Certes, la plupart des élus considérait trop exigeantes les conditions imposées par le CGCT, au point que le législateur a décidé en 2015 de supprimer la nécessité de consulter les électeurs pour un projet de cette nature[9]Article 3 de la loi n° 2015-29 du 16 janvier 2015 relative à la délimitation des régions, aux élections régionales et départementales et modifiant le calendrier électoral. . Ce référendum n’en est pas moins resté un échec des exécutifs du Conseil régional, des deux conseils généraux, et plus généralement de l’ensemble des élus de la « Majorité alsacienne », à dépasser certaines rivalités personnelles et à avancer des arguments tangibles susceptibles de faire adhérer majoritairement les Alsaciens à l’idée de créer une collectivité territoriale unique.
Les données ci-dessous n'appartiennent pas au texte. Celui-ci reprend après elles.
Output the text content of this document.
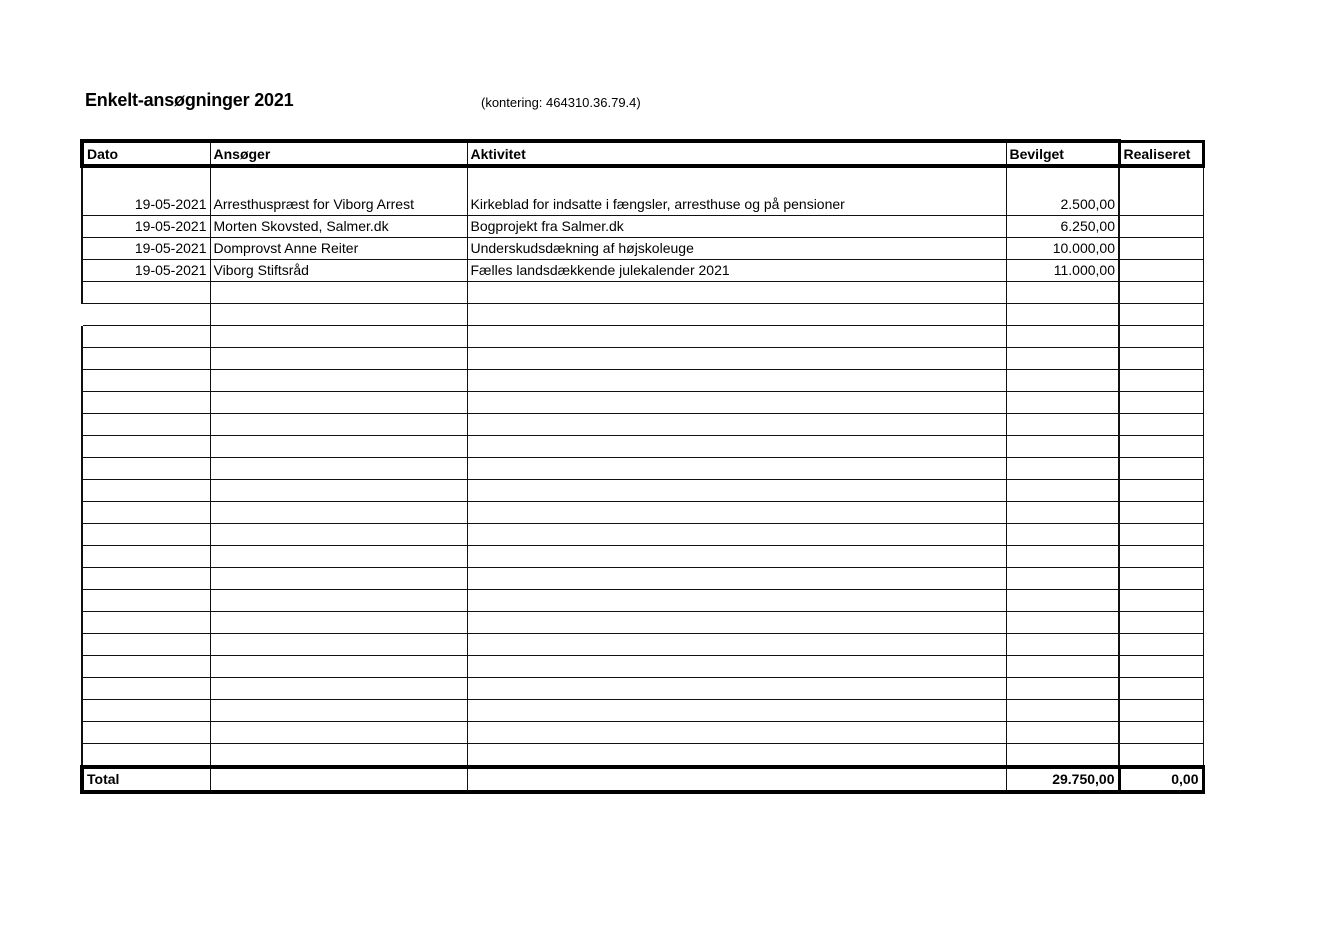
Enkelt-ansøgninger 2021	(kontering: 464310.36.79.4)
Dato	Ansøger	Aktivitet	Bevilget	Realiseret
19-05-2021	Arresthuspræst for Viborg Arrest	Kirkeblad for indsatte i fængsler, arresthuse og på pensioner	2.500,00	
19-05-2021	Morten Skovsted, Salmer.dk	Bogprojekt fra Salmer.dk	6.250,00	
19-05-2021	Domprovst Anne Reiter	Underskudsdækning af højskoleuge	10.000,00	
19-05-2021	Viborg Stiftsråd	Fælles landsdækkende julekalender 2021	11.000,00	

Total			29.750,00	0,00
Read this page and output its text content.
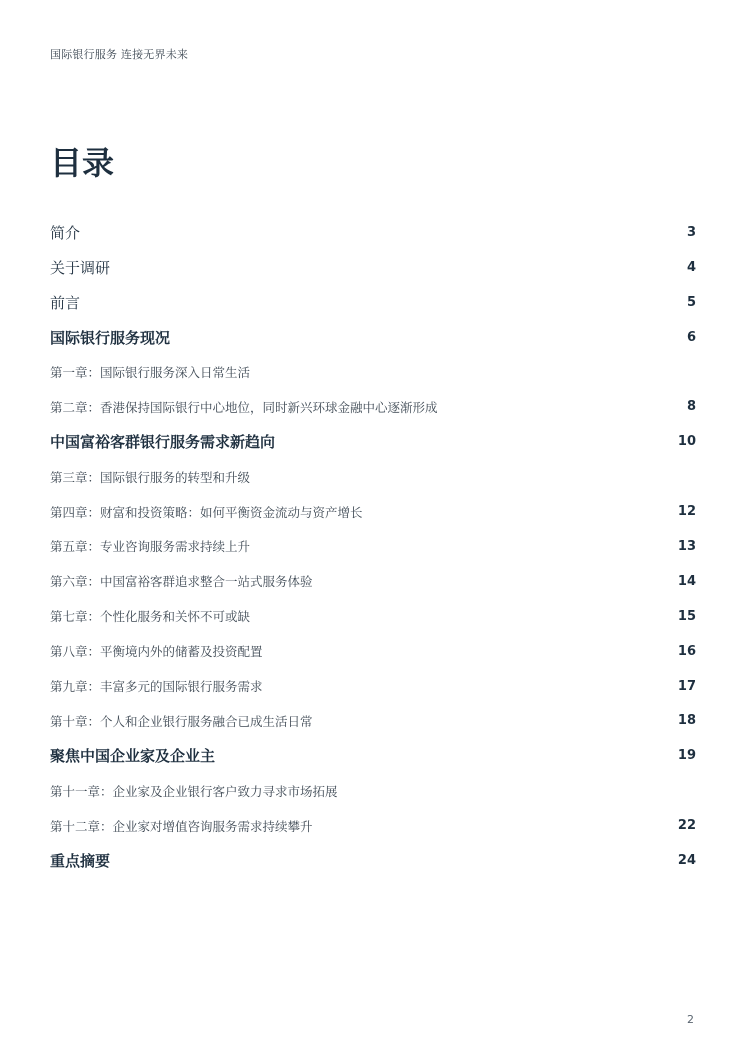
国际银行服务 连接无界未来
目录
简介	3
关于调研	4
前言	5
国际银行服务现况	6
第一章：国际银行服务深入日常生活
第二章：香港保持国际银行中心地位，同时新兴环球金融中心逐渐形成	8
中国富裕客群银行服务需求新趋向	10
第三章：国际银行服务的转型和升级
第四章：财富和投资策略：如何平衡资金流动与资产增长	12
第五章：专业咨询服务需求持续上升	13
第六章：中国富裕客群追求整合一站式服务体验	14
第七章：个性化服务和关怀不可或缺	15
第八章：平衡境内外的储蓄及投资配置	16
第九章：丰富多元的国际银行服务需求	17
第十章：个人和企业银行服务融合已成生活日常	18
聚焦中国企业家及企业主	19
第十一章：企业家及企业银行客户致力寻求市场拓展
第十二章：企业家对增值咨询服务需求持续攀升	22
重点摘要	24
2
Le terreau fertile de l’opposition à la fusion des régions

Près d’un an après le référendum du 7 avril 2013, les circonstances politiques nationales, marquées par le repli du Parti socialiste aux élections municipales de 2014, la démission du Premier ministre Jean-Marc Ayrault et la nomination de Manuels Valls à Matignon, ont offert aux élus départementaux et régionaux alsaciens une session de rattrapage jusqu’alors inespérée dans leur volonté de remettre l’ouvrage institutionnel à l’ordre du jour. En effet, le Gouvernement a alors proposé une nouvelle délimitation de la France métropolitaine en treize régions, dont la Corse. Il considérait qu’une « taille critique » devait être atteinte par les collectivités territoriales pour améliorer « l’efficacité et l’efficience de politiques publiques »[10] Exposé des motifs et étude d’impact du projet de loi relatif à la délimitation des régions, aux élections régionales et départementales et modifiant le calendrier électoral., véritable fuite en avant dont les bénéfices restent encore à prouver[11] Se reporter par exemple au Rapport annuel sur les finances publiques locales de 2017  publié par la Cour des Comptes..

Tandis que certaines régions étaient épargnées de tout regroupement, les régions d’Alsace, de Lorraine et de Champagne-Ardenne se voyaient contraintes de fusionner pour constituer une seule et même région s’étendant du Rhin à la Marne, de Mulhouse jusqu’aux Ardennes, soit un territoire près de deux fois plus grand que la Belgique. Réalisée dans la précipitation, sans logique d’ensemble, et en l’absence totale de concertation, cette réforme a rencontré une franche opposition de la part de l’opinion publique alsacienne.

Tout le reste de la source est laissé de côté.